Migranti: mons. Sorrentino (Assisi), “abbiamo il dovere di abbattere la cultura xenofoba, la nostra è cultura dell’incontro”

“Come Chiesa abbiamo il dovere di controbattere, anzi di abbattere una cultura xenofoba che ingenerosamente sente e presenta gli immigrati tout court come pericoli o problemi. La nostra, se siamo cristiani, non può che essere una cultura dell’incontro”. Il monito è di mons. Domenico Sorrentino, vescovo di Assisi-Nocera Umbra-Gualdo Tadino e presidente del Comitato di canonizzazione del beato Giuseppe Toniolo.
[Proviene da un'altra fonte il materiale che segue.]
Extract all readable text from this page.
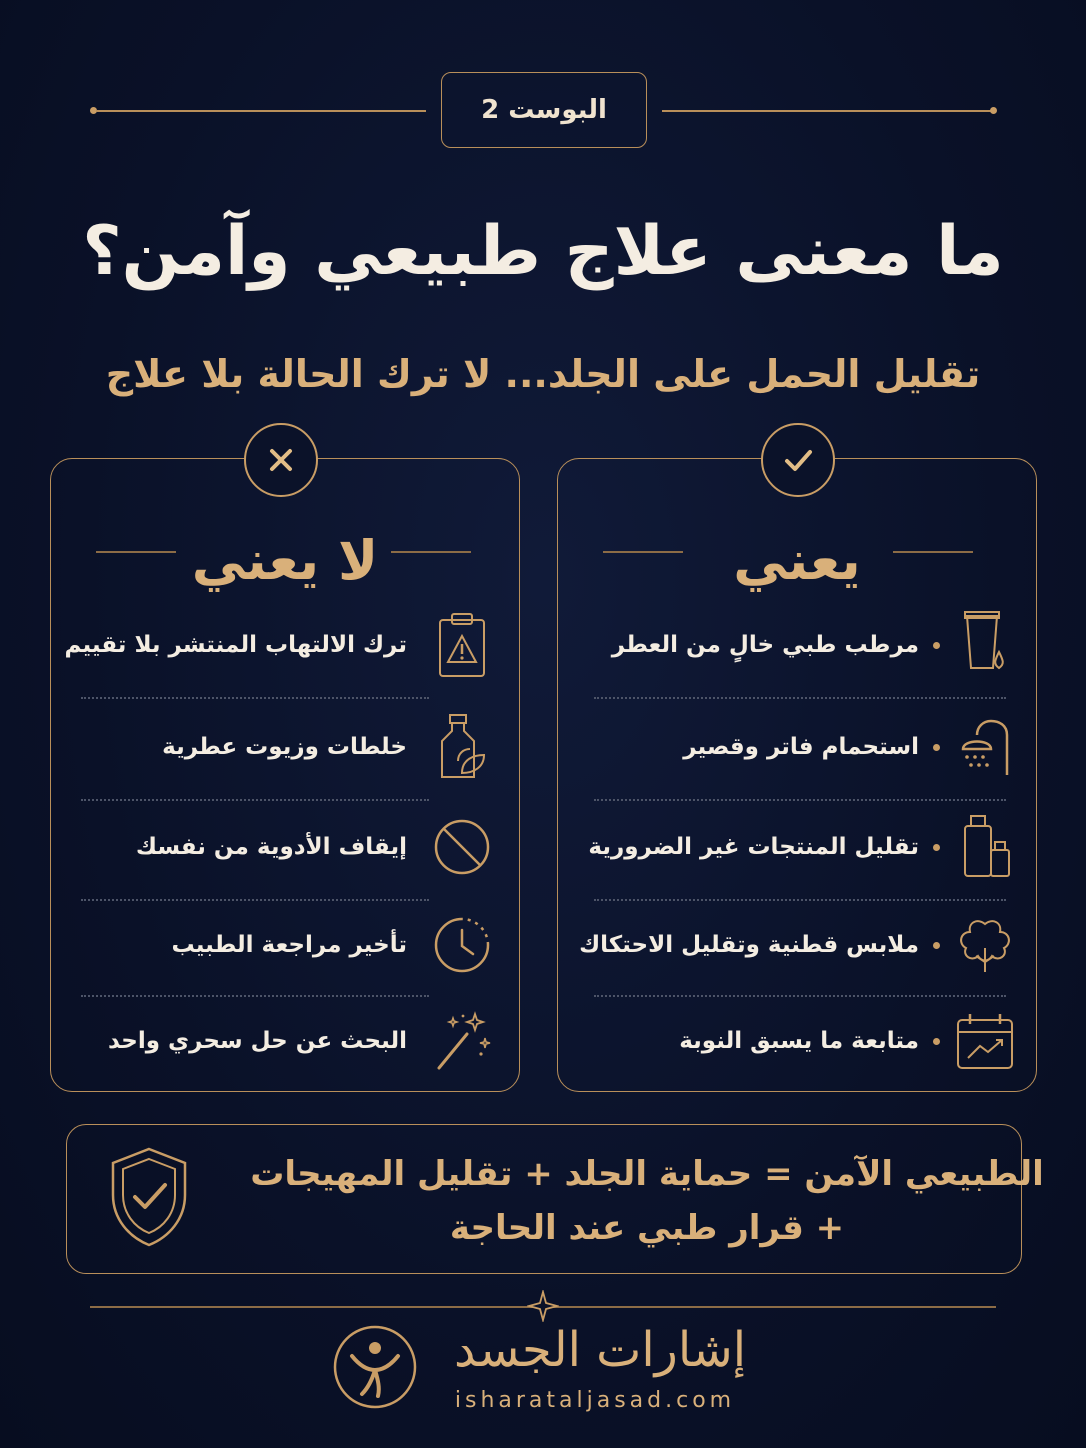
البوست 2
ما معنى علاج طبيعي وآمن؟
تقليل الحمل على الجلد... لا ترك الحالة بلا علاج
يعني
مرطب طبي خالٍ من العطر
استحمام فاتر وقصير
تقليل المنتجات غير الضرورية
ملابس قطنية وتقليل الاحتكاك
متابعة ما يسبق النوبة
لا يعني
ترك الالتهاب المنتشر بلا تقييم
خلطات وزيوت عطرية
إيقاف الأدوية من نفسك
تأخير مراجعة الطبيب
البحث عن حل سحري واحد
الطبيعي الآمن = حماية الجلد + تقليل المهيجات
+ قرار طبي عند الحاجة
إشارات الجسد
isharataljasad.com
Parlando questa sera al seminario di studio “Migranti e rifugiati: uomini e donne in cerca di pace” in corso a Roma per iniziativa dell’Azione cattolica italiana e dell’Istituto di diritto internazionale della pace “Giuseppe Toniolo”, il presule non si nasconde le difficoltà del fare accoglienza ma porta la propria testimonianza. “Ho deciso di aprire la mia casa proprio all’ingresso della Sala della Spogliazione – racconta – ad alcuni richiedenti asili accolti dalla Caritas”. Da quel momento, assicura, “anche la mia vita di vescovo è in qualche modo cambiata”. Cinque donne nigeriane si sono avvicendate “non come semplici ospiti, ma in qualche modo come parte integrante della mia famiglia”. Più in generale, afferma, gli immigrati costituiscono “un contributo positivo ad alcune istanze demografiche ed economiche della nostra società” ma anche una grande opportunità di “arricchimento culturale e religioso”.